Wie wir alle wissen, gibt es vor allem im Süden der Costa Blanca und in Murcia eine reale Erdbebengefahr, das Erdbeben in Lorca ist noch gar nicht so lange her. Aber unabhängig davon: Die Gebäudestruktur in der Türkei ist praktisch die gleiche wie hier. Dort sind viele Wohngebiete betroffen mit zehn-, zwölfstöckigen Mehrfamilienhäusern. Wäre solch ein Erdbeben in Alicante oder Benidorm passiert, sähe es hier jetzt ganz genau so aus. Von vier Gebäuden würde eins einstürzen und zwei weitere mitreißen.

Sind wir hier in Spanien auf ein Erdbeben vorbereitet?

Niemand ist jemals auf eine Katastrophe solchen Ausmaßes vorbereitet. Die Türkei hat Erdbebenerfahrung, dort gibt es sogar Simulatoren, die jedes Schulkind durchläuft, um zu wissen, wie es sich verhalten muss. Und trotzdem hat niemand das Ausmaß vorhergesehen. Wenn so etwas in Ländern wie Pakistan passiert, ist das auch nochmal etwas anderes: Dort kämpfen die Leute ohnehin täglich ums Überleben, sie sind aus einem ganz anderen Holz geschnitzt. Aber hier sind wir viel zu bequem und wissen überhaupt nicht, wie wir uns im Fall einer Katastrophe zu verhalten hätten.

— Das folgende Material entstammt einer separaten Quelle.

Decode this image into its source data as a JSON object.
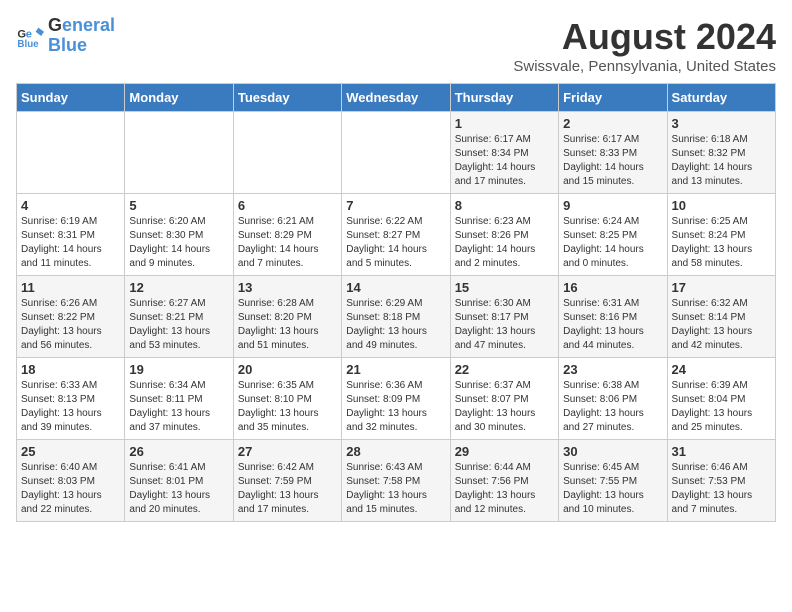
{
  "logo": {
    "line1": "General",
    "line2": "Blue"
  },
  "title": "August 2024",
  "location": "Swissvale, Pennsylvania, United States",
  "days_of_week": [
    "Sunday",
    "Monday",
    "Tuesday",
    "Wednesday",
    "Thursday",
    "Friday",
    "Saturday"
  ],
  "weeks": [
    [
      {
        "day": "",
        "info": ""
      },
      {
        "day": "",
        "info": ""
      },
      {
        "day": "",
        "info": ""
      },
      {
        "day": "",
        "info": ""
      },
      {
        "day": "1",
        "info": "Sunrise: 6:17 AM\nSunset: 8:34 PM\nDaylight: 14 hours\nand 17 minutes."
      },
      {
        "day": "2",
        "info": "Sunrise: 6:17 AM\nSunset: 8:33 PM\nDaylight: 14 hours\nand 15 minutes."
      },
      {
        "day": "3",
        "info": "Sunrise: 6:18 AM\nSunset: 8:32 PM\nDaylight: 14 hours\nand 13 minutes."
      }
    ],
    [
      {
        "day": "4",
        "info": "Sunrise: 6:19 AM\nSunset: 8:31 PM\nDaylight: 14 hours\nand 11 minutes."
      },
      {
        "day": "5",
        "info": "Sunrise: 6:20 AM\nSunset: 8:30 PM\nDaylight: 14 hours\nand 9 minutes."
      },
      {
        "day": "6",
        "info": "Sunrise: 6:21 AM\nSunset: 8:29 PM\nDaylight: 14 hours\nand 7 minutes."
      },
      {
        "day": "7",
        "info": "Sunrise: 6:22 AM\nSunset: 8:27 PM\nDaylight: 14 hours\nand 5 minutes."
      },
      {
        "day": "8",
        "info": "Sunrise: 6:23 AM\nSunset: 8:26 PM\nDaylight: 14 hours\nand 2 minutes."
      },
      {
        "day": "9",
        "info": "Sunrise: 6:24 AM\nSunset: 8:25 PM\nDaylight: 14 hours\nand 0 minutes."
      },
      {
        "day": "10",
        "info": "Sunrise: 6:25 AM\nSunset: 8:24 PM\nDaylight: 13 hours\nand 58 minutes."
      }
    ],
    [
      {
        "day": "11",
        "info": "Sunrise: 6:26 AM\nSunset: 8:22 PM\nDaylight: 13 hours\nand 56 minutes."
      },
      {
        "day": "12",
        "info": "Sunrise: 6:27 AM\nSunset: 8:21 PM\nDaylight: 13 hours\nand 53 minutes."
      },
      {
        "day": "13",
        "info": "Sunrise: 6:28 AM\nSunset: 8:20 PM\nDaylight: 13 hours\nand 51 minutes."
      },
      {
        "day": "14",
        "info": "Sunrise: 6:29 AM\nSunset: 8:18 PM\nDaylight: 13 hours\nand 49 minutes."
      },
      {
        "day": "15",
        "info": "Sunrise: 6:30 AM\nSunset: 8:17 PM\nDaylight: 13 hours\nand 47 minutes."
      },
      {
        "day": "16",
        "info": "Sunrise: 6:31 AM\nSunset: 8:16 PM\nDaylight: 13 hours\nand 44 minutes."
      },
      {
        "day": "17",
        "info": "Sunrise: 6:32 AM\nSunset: 8:14 PM\nDaylight: 13 hours\nand 42 minutes."
      }
    ],
    [
      {
        "day": "18",
        "info": "Sunrise: 6:33 AM\nSunset: 8:13 PM\nDaylight: 13 hours\nand 39 minutes."
      },
      {
        "day": "19",
        "info": "Sunrise: 6:34 AM\nSunset: 8:11 PM\nDaylight: 13 hours\nand 37 minutes."
      },
      {
        "day": "20",
        "info": "Sunrise: 6:35 AM\nSunset: 8:10 PM\nDaylight: 13 hours\nand 35 minutes."
      },
      {
        "day": "21",
        "info": "Sunrise: 6:36 AM\nSunset: 8:09 PM\nDaylight: 13 hours\nand 32 minutes."
      },
      {
        "day": "22",
        "info": "Sunrise: 6:37 AM\nSunset: 8:07 PM\nDaylight: 13 hours\nand 30 minutes."
      },
      {
        "day": "23",
        "info": "Sunrise: 6:38 AM\nSunset: 8:06 PM\nDaylight: 13 hours\nand 27 minutes."
      },
      {
        "day": "24",
        "info": "Sunrise: 6:39 AM\nSunset: 8:04 PM\nDaylight: 13 hours\nand 25 minutes."
      }
    ],
    [
      {
        "day": "25",
        "info": "Sunrise: 6:40 AM\nSunset: 8:03 PM\nDaylight: 13 hours\nand 22 minutes."
      },
      {
        "day": "26",
        "info": "Sunrise: 6:41 AM\nSunset: 8:01 PM\nDaylight: 13 hours\nand 20 minutes."
      },
      {
        "day": "27",
        "info": "Sunrise: 6:42 AM\nSunset: 7:59 PM\nDaylight: 13 hours\nand 17 minutes."
      },
      {
        "day": "28",
        "info": "Sunrise: 6:43 AM\nSunset: 7:58 PM\nDaylight: 13 hours\nand 15 minutes."
      },
      {
        "day": "29",
        "info": "Sunrise: 6:44 AM\nSunset: 7:56 PM\nDaylight: 13 hours\nand 12 minutes."
      },
      {
        "day": "30",
        "info": "Sunrise: 6:45 AM\nSunset: 7:55 PM\nDaylight: 13 hours\nand 10 minutes."
      },
      {
        "day": "31",
        "info": "Sunrise: 6:46 AM\nSunset: 7:53 PM\nDaylight: 13 hours\nand 7 minutes."
      }
    ]
  ]
}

Wäre mehr Aufklärungs- und Präventionsarbeit nötig?

Unbedingt! Wir als Hunde-Rettungsstaffel kommen naturgemäß immer erst zum Einsatz, wenn es schon zu spät ist. Und so verhält es sich auch mit Präventions- oder Informationskampagnen: Die gibt es immer erst, wenn etwas passiert ist – und geraten dann rasch wieder in Vergessenheit. Zumal man im Ernstfall nicht nur auf eine Handvoll Profis setzen darf. Nach solch einem Erdbeben herrscht absoluter Ausnahmezustand, und dann schaut auch der professionellste Feuerwehrmann zuerst darauf, dass seine Familie in Sicherheit ist.